We translated the search terms into each of the target languages with the help of both professional and volunteer translators, recruiting at least one volunteer translator and one professional translator per language. Translators were given a detailed briefing, and asked to choose terms that would be used for a map search by a native speaker of the respective language. In the briefing we acknowledged that different people might use different terms for the same information needs, and left it up to the translator to choose their preferred tone of voice. In cases where translators offered multiple alternative translations per term we included all variations for data collection. We collected all suggested translations to build our final collection of search terms. This combined and comprehensive approach provides us with some confidence in the correctness of the translations, while also allowing for a degree of variety in user search strategies.
In summary, we translated the 44 search terms from English to Afrikaans, Arabic, Bengali, English, French, Guaraní, Hindi, Indonesian, Mandarin (in Simplified Chinese script), Portuguese, Russian, Spanish, Swahili, Xhosa, and Zulu.
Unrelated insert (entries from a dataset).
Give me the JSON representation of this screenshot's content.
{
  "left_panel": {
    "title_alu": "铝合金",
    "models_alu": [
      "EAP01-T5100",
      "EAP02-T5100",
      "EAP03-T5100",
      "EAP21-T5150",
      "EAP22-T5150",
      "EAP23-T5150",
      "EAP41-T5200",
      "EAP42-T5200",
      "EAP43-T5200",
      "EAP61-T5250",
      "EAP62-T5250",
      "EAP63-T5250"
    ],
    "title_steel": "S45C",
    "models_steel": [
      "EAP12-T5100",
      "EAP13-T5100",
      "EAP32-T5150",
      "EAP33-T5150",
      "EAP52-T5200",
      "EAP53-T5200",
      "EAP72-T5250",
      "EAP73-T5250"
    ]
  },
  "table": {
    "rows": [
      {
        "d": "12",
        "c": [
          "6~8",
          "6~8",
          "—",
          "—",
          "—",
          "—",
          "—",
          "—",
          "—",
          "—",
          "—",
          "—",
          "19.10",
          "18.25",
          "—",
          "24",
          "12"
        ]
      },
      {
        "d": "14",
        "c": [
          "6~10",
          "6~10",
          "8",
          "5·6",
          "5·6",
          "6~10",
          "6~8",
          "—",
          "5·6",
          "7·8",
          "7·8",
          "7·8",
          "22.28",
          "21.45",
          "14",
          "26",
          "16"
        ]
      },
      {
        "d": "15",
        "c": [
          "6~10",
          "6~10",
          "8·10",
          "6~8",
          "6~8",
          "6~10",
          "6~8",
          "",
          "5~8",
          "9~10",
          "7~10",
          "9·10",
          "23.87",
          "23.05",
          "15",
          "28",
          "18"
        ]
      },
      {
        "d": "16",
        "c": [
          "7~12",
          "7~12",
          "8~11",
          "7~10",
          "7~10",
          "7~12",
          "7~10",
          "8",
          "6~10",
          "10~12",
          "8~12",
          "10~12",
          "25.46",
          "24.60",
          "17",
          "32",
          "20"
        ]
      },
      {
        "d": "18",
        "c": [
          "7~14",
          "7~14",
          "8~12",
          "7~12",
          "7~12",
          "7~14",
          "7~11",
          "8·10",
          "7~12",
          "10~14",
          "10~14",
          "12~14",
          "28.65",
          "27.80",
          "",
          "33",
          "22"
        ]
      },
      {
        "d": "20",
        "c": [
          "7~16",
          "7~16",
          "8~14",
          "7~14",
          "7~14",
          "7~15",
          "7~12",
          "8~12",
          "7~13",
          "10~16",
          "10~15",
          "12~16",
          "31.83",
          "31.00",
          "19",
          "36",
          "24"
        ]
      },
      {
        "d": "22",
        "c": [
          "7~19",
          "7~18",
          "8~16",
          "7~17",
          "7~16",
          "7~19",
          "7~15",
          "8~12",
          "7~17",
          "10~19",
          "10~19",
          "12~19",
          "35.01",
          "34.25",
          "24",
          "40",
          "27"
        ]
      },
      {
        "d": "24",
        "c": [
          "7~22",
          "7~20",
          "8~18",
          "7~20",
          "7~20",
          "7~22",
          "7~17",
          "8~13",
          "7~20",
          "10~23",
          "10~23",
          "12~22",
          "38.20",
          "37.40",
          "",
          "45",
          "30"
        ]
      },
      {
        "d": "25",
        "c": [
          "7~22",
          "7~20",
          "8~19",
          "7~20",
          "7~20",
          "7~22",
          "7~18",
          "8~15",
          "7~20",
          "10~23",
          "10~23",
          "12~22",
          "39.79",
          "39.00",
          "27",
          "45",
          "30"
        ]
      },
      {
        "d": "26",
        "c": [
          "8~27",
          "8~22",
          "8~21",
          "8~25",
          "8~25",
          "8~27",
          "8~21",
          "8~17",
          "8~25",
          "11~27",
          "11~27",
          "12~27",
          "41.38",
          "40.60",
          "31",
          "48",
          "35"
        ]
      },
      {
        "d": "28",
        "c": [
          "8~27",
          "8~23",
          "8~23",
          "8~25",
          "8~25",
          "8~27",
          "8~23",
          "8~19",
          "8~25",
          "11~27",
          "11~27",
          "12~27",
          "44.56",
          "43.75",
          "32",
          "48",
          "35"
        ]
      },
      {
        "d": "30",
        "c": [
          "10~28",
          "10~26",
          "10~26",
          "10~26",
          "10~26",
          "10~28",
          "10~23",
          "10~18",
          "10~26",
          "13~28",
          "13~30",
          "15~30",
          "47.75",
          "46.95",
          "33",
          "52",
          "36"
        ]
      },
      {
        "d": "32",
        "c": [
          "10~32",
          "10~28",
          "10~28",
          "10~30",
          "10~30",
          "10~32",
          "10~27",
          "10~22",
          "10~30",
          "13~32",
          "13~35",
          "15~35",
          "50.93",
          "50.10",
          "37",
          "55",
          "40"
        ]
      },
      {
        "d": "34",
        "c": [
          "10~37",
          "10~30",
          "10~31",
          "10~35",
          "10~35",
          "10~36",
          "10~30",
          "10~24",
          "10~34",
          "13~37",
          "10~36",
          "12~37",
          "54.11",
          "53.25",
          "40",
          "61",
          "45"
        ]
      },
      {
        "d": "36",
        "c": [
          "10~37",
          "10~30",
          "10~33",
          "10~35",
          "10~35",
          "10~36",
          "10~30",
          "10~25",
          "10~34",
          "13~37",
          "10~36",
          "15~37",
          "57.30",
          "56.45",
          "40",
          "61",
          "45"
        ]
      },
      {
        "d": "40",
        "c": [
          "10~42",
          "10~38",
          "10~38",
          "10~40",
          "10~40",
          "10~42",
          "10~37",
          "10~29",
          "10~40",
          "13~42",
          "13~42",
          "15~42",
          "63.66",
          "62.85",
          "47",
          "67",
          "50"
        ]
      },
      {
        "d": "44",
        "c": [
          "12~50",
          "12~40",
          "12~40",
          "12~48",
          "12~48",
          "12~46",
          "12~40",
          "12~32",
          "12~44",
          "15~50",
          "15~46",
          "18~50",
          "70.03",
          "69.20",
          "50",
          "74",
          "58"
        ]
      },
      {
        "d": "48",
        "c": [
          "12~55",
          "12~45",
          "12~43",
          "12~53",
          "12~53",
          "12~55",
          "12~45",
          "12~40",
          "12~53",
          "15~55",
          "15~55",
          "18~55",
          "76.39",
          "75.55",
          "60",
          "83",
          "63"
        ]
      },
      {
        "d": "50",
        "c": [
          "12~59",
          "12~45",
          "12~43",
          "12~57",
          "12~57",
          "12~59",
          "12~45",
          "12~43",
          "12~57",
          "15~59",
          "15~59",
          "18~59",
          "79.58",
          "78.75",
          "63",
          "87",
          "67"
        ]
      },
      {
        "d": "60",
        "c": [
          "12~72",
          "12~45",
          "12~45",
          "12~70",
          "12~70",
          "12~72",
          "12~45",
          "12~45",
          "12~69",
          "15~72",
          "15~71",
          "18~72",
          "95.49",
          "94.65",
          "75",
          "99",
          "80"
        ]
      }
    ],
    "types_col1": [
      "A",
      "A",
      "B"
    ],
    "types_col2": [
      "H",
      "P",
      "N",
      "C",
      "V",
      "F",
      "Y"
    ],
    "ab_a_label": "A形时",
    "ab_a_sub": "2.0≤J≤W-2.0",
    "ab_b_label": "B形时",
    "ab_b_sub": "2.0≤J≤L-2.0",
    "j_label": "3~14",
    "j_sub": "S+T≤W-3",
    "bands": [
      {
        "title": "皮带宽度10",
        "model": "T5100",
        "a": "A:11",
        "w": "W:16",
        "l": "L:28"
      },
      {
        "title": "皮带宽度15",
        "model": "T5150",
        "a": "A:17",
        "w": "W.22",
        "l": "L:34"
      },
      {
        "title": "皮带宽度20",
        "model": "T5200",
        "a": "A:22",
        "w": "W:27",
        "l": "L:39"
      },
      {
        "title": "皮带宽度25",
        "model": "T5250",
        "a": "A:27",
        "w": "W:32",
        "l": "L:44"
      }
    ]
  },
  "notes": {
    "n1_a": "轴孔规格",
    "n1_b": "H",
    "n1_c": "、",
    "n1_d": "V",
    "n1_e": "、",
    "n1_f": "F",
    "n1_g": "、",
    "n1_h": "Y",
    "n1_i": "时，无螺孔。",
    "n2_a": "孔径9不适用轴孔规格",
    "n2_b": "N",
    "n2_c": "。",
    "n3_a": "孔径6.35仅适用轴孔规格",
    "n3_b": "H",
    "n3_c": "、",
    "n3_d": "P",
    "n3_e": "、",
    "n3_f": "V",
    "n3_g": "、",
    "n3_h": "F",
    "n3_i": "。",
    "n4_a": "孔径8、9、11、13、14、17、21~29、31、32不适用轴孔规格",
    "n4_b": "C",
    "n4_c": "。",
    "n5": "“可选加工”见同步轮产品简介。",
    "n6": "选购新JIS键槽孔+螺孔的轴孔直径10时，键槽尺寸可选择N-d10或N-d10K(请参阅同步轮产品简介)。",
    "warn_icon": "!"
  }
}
Many thanks to our volunteer translators!
Data collection
Our searches were organised in a regular grid of search locations, covering all places over land and focusing in more detail on three cities. For the global scan we constructed a regular worldwide grid at an average grid spacing of approximately 160 km, accounting for 2,600 sample points over land. For three urban regions – Kolkata in India, Dar es Salaam in Tanzania, and Nairobi in Kenya – we constructed a further search grid, covering both the urban centre as well as part of the suburban ring at relatively fine spatial resolution. In Kolkata and Dar es Salaam, our individual search locations are at most hundreds of meters apart. We chose a coarser grid spacing of 1.2km for Nairobi.
We executed Google Maps searches at every sample point, sending a search request for each of the translated search terms in each of the different languages. In total, data collection involved almost two million searches over a period of approximately two months.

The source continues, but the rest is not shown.